Like the whole “Dumbledore is gay” thing, which created a different kind of uproar to the “I don’t think Ron and Hermione should have ended up together” thing. One of them brings up the argument whether something’s true and legitimate representation just because the author says so, even if it’s not mentioned at all in the text itself, the other is just plain silly. The major point here is that it’s a bit of a grab at thin air, whether you’re the most powerful children’s writer in the world or not, to still try and change people’s perceptions of your work long after it’s been published and finished, and long after you’ve “died” as an author.
On one level, you could haul in all the nuances of Barthes’ theory, on another, it’s just pretty straight-up insulting to build your own interpretation of a text—and it might be a very important interpretation to you personally—and have the author come out in interviews and say “No, that’s not right. You must all see this the way that I did when I wrote it.” Overall, that kind of attitude defeats a bit of a the purpose of writing—sure, a lot of works are written with a particular message or musing in mind, and people missing that completely will be a bit of an emotional drain for the writer. And I’m not saying that fans should outright ignore the intention of the author or the substance of the text itself, or use the headcanoning process to squish it so out of shape it’s clearly not the same work. But, we shouldn’t try to strip the power of interpretation and their desire for more from readers, because in the end that’s what readings all about—the story coming alive and weaving in with their imagination.
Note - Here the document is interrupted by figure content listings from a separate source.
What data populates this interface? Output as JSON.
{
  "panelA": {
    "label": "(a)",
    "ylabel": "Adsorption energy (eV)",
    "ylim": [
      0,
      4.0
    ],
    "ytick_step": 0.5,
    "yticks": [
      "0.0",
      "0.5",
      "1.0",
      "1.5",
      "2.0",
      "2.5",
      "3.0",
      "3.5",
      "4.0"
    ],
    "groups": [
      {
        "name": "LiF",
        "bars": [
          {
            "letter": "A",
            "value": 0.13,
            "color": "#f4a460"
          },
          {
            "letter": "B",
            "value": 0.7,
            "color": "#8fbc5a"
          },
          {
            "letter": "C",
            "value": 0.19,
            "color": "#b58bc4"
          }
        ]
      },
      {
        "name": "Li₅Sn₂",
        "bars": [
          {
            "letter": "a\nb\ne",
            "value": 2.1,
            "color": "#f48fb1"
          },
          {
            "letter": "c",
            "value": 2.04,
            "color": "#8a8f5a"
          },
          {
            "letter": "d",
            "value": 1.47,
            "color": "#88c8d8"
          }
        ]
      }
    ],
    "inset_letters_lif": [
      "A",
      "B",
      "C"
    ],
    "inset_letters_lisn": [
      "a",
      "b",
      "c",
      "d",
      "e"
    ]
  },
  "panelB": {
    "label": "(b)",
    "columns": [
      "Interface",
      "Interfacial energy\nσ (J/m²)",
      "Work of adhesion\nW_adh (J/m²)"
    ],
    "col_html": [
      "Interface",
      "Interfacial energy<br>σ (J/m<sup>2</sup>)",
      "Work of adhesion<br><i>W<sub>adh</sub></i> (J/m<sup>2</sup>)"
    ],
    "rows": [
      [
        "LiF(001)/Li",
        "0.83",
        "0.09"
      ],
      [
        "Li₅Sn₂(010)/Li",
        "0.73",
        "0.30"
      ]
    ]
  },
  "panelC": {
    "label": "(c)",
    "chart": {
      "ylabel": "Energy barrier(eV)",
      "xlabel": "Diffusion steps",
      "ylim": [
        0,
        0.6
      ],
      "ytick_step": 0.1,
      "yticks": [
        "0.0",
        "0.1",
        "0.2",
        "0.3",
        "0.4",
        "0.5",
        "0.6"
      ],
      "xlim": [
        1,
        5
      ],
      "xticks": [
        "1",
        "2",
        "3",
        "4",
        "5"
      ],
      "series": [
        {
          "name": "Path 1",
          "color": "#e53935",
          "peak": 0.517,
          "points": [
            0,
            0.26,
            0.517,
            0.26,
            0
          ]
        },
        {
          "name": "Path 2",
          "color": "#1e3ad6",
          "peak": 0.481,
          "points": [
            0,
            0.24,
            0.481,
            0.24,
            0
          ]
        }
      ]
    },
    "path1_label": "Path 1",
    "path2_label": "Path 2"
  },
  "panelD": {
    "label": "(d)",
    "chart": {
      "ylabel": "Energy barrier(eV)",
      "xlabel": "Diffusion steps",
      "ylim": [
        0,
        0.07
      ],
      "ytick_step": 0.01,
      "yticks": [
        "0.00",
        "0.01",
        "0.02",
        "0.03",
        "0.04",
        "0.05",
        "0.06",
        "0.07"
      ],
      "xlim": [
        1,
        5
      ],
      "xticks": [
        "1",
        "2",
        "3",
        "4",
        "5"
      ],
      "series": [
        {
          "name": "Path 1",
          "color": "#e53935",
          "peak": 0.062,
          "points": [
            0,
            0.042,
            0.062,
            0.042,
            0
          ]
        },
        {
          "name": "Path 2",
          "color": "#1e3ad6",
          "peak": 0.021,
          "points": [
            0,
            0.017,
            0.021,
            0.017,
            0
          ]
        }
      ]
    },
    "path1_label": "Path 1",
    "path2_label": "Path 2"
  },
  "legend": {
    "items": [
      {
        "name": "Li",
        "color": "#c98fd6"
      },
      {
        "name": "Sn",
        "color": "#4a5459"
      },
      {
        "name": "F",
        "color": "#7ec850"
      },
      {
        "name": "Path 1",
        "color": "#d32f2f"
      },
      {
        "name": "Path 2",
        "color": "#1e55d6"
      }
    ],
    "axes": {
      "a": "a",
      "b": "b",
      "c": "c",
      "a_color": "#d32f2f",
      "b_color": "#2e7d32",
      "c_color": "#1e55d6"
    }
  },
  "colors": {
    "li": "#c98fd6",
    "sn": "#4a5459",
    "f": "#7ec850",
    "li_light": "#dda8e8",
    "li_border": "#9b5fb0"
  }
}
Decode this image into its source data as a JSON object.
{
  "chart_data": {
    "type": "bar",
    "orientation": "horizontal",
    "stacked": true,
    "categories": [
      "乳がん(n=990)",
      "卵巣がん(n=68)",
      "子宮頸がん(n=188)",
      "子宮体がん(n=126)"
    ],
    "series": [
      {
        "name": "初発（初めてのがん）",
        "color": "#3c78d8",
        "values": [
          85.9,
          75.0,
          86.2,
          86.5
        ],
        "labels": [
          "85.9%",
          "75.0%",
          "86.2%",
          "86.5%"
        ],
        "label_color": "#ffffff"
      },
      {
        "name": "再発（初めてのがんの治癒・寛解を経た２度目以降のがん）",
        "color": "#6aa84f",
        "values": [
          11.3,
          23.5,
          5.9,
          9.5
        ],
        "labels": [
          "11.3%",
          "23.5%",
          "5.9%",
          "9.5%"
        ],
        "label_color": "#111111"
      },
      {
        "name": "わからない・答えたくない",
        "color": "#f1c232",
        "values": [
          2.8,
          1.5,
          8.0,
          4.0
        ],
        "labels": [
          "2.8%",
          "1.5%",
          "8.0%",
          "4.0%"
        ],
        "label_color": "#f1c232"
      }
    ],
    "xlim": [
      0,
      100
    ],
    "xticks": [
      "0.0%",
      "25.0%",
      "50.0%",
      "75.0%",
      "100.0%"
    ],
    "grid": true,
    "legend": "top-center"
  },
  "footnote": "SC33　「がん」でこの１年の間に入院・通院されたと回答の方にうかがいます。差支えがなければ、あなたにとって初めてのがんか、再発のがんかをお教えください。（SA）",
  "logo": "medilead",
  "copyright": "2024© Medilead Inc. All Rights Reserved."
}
You want to read a fantasy story as an allegory for coming out? Go ahead. You want to like the side characters more than the ones the author puts the spotlight on? Rock and roll. You appreciate the work overall but are unhappy with the way it handles certain aspects, and wish they could have been less problematic? Go, go, go. The power is in your hands, fiction consumer. Use it for good and don’t let anyone, even if it’s the writer of the work, who has a different brain to you and is abjectly seperate from the story itself, tell you no.